Kenneth D. Karlin (born October 30, 1948) is an American chemist and a professor of chemistry at Johns Hopkins University in Baltimore, Maryland. He was born on October 30, 1948, in Pasadena, California. Research in his group focuses on coordination chemistry relevant to biological and environmental processes, involving copper or heme complexes. Of particular interest are reactivities of such complexes with nitrogen oxides, O_{2}, and the oxidation of substrates by the resultant compounds.

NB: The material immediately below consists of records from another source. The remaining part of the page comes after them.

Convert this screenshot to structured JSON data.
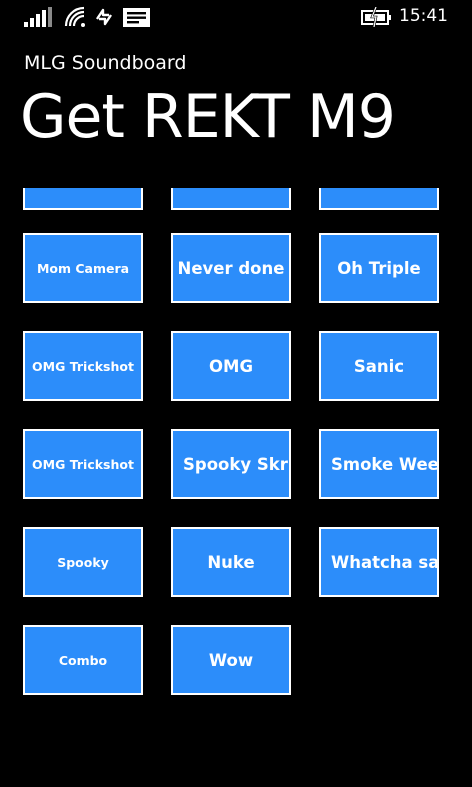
{
  "status_bar": {
    "time": "15:41",
    "icons": [
      "signal-strength-icon",
      "wifi-icon",
      "data-sync-icon",
      "message-icon",
      "battery-charging-icon"
    ]
  },
  "header": {
    "app_name": "MLG Soundboard",
    "page_title": "Get REKT M9"
  },
  "tiles": [
    {
      "label": ""
    },
    {
      "label": ""
    },
    {
      "label": ""
    },
    {
      "label": "Mom Camera"
    },
    {
      "label": "Never done"
    },
    {
      "label": "Oh Triple"
    },
    {
      "label": "OMG Trickshot"
    },
    {
      "label": "OMG"
    },
    {
      "label": "Sanic"
    },
    {
      "label": "OMG Trickshot"
    },
    {
      "label": "Spooky Skril"
    },
    {
      "label": "Smoke Weed"
    },
    {
      "label": "Spooky"
    },
    {
      "label": "Nuke"
    },
    {
      "label": "Whatcha say"
    },
    {
      "label": "Combo"
    },
    {
      "label": "Wow"
    }
  ],
  "colors": {
    "background": "#000000",
    "tile_fill": "#2c8dfa",
    "tile_border": "#ffffff",
    "text": "#ffffff"
  }
}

He is also the Editor-in-Chief of the book series Progress in Inorganic Chemistry.

== Awards and honors ==
- Maryland Chemist of the Year Award (American Chemical Society Maryland Section), 2011
- F. Albert Cotton Award in Synthetic Inorganic Chemistry, 2009
- 2009 Sierra Nevada Distinguished Chemist Award
- Appointed to Ira Remsen Chair in Chemistry, Johns Hopkins University, May 1999.
- Elected Chair, 1998 Metals in Biology Gordon Research Conference
- "MERIT" Award, 1993–2003, National Institute of General Medical Sciences (NIH)
- Fellow, American Association for the Advancement of Science (AAAS) – elected October, 1992
- 1991 Buck-Whitney Award (ACS Eastern New York Section Research Award)
- University "Excellence in Research" Award, SUNY at Albany, 1988
- General Electric Visiting Faculty Research Fellow, GE R&D Center, Schenectady, NY, 1986–87

== Positions ==
- 1977–1983	 Assistant Professor: Department of Chemistry, SUNY at Albany, Albany, NY
- 1983–1987	 Associate Professor: Department of Chemistry, SUNY at Albany, Albany, NY
- 1987–1990	 Professor: Department of Chemistry, SUNY at Albany, Albany, NY
- 1990–present	 Professor: Department of Chemistry, Johns Hopkins University, Baltimore, MD
- 2009–present Professor: Department of Bioinspired Science, WCU Program, MOBIC (Metal Oxygen BioInspired Chemistry) Group Ewha Womans University Seoul, KOREA

== Personal ==
Karlin is the son of Stanford mathematician Samuel Karlin.